Mas o velho Chico era persistente. Era estoico, tinhoso e renitente. Caso escorregasse numa casca de banana mole e ia ao chão, levantava-se como se nada houvesse sucedido. Limpava a fatiota limpinha, ou quase, recém-retirada do armário morada de ratos magros, e ia adiante. Para tombar no primeiro degrau da escada. Levantava-se, soerguia-se, vamos evitar sinonímias em excesso, e seguia em frente.

O carnaval passou. As águas de março também deixaram rastros de destruição por onde vieram. Inclusive a morada do pobre Chico foi levada no aluvião da enxurrada. Só dela restando saudades molhadas.

Mesmo assim, vivendo debaixo de um viaduto, sem salvo conduto, ou autorização das autoridades omissas, durante uma noite malograda a polícia, com seus cassetetes duros e pontudos, durante uma diligência equivocada, acabou por enfiar a borduna do guarda parrudo justamente onde? Nas costas fracas do pobre desinfeliz Chico Pindaíba. A quem foi dada ordem de prisão imerecida e injustificada.

Ali amargou cadeia por um mês inteiro. Perdeu não apenas o carnaval como a única coisa que ainda considerava sua. A hombridade. Foi feito de mulher sem querer. À força do constrangimento. Foi uma noite a qual nunca esqueceu. Durante a curra pensou deixar de existir. Por sorte, ou azar, a corda de cobertor podre veio a se romper durante a tentativa de enforcamento. E acabou caindo novamente nos braços tatuados do preso que o seduziu.

Saiu da cela desenxabido e acabrunhado. Da cadeia foi libero sem pagar fiança. Pois grana não havia.
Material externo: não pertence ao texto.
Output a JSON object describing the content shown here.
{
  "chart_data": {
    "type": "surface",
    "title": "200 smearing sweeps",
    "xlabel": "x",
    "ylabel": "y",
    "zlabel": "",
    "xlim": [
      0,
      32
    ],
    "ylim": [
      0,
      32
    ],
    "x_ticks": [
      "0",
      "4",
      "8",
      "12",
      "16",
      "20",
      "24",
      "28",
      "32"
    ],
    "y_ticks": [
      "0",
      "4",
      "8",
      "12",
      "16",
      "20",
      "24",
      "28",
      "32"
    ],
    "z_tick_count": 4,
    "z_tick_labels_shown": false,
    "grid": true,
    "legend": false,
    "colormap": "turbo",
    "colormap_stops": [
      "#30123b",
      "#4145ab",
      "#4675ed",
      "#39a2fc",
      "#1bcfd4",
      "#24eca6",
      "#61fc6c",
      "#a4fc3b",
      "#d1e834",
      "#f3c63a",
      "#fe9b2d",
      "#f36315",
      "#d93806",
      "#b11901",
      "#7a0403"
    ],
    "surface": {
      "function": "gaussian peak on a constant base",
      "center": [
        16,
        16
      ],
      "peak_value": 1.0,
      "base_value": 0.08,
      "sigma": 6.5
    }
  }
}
Em seu bolso vazio.

Mas, ao deixar aquele antro de bandidos, ainda não se achava um, como a sociedade não oferece uma segunda chance aos ex-presidiários, e Chico era um, acabou entrando na lista enorme de meliantes sem carteira assinada.

Participou, sem tomar partido, de um assalto não consumado ou consumido, a um banquinho vagabundo. Era o mesmo escritório dos empréstimos consignados. Aquela lojinha tacanha. Onde desesperados ali pensam encontrar sua tábua de salvação. Mas nada disso era ou seria. Apenas uma arapuca que pega pássaros desavisados em sua gaiola safada.

Desta vez o pobre Chico não teve como alegar inocência. Foi sentenciado a dez anos de xilindró. Por um crime no qual não teve participação alguma. Fora estar no lugar certo na hora errada.

Até hoje Chico Pindaíba aguarda julgamento. Imaginem onde o detento Chico vai passar dias e horas malfadadas? Junto ao mesmo preso que o fez de fêmea. Naquela noite quando desejou passar ao outro mundo sem ser a sua hora exata.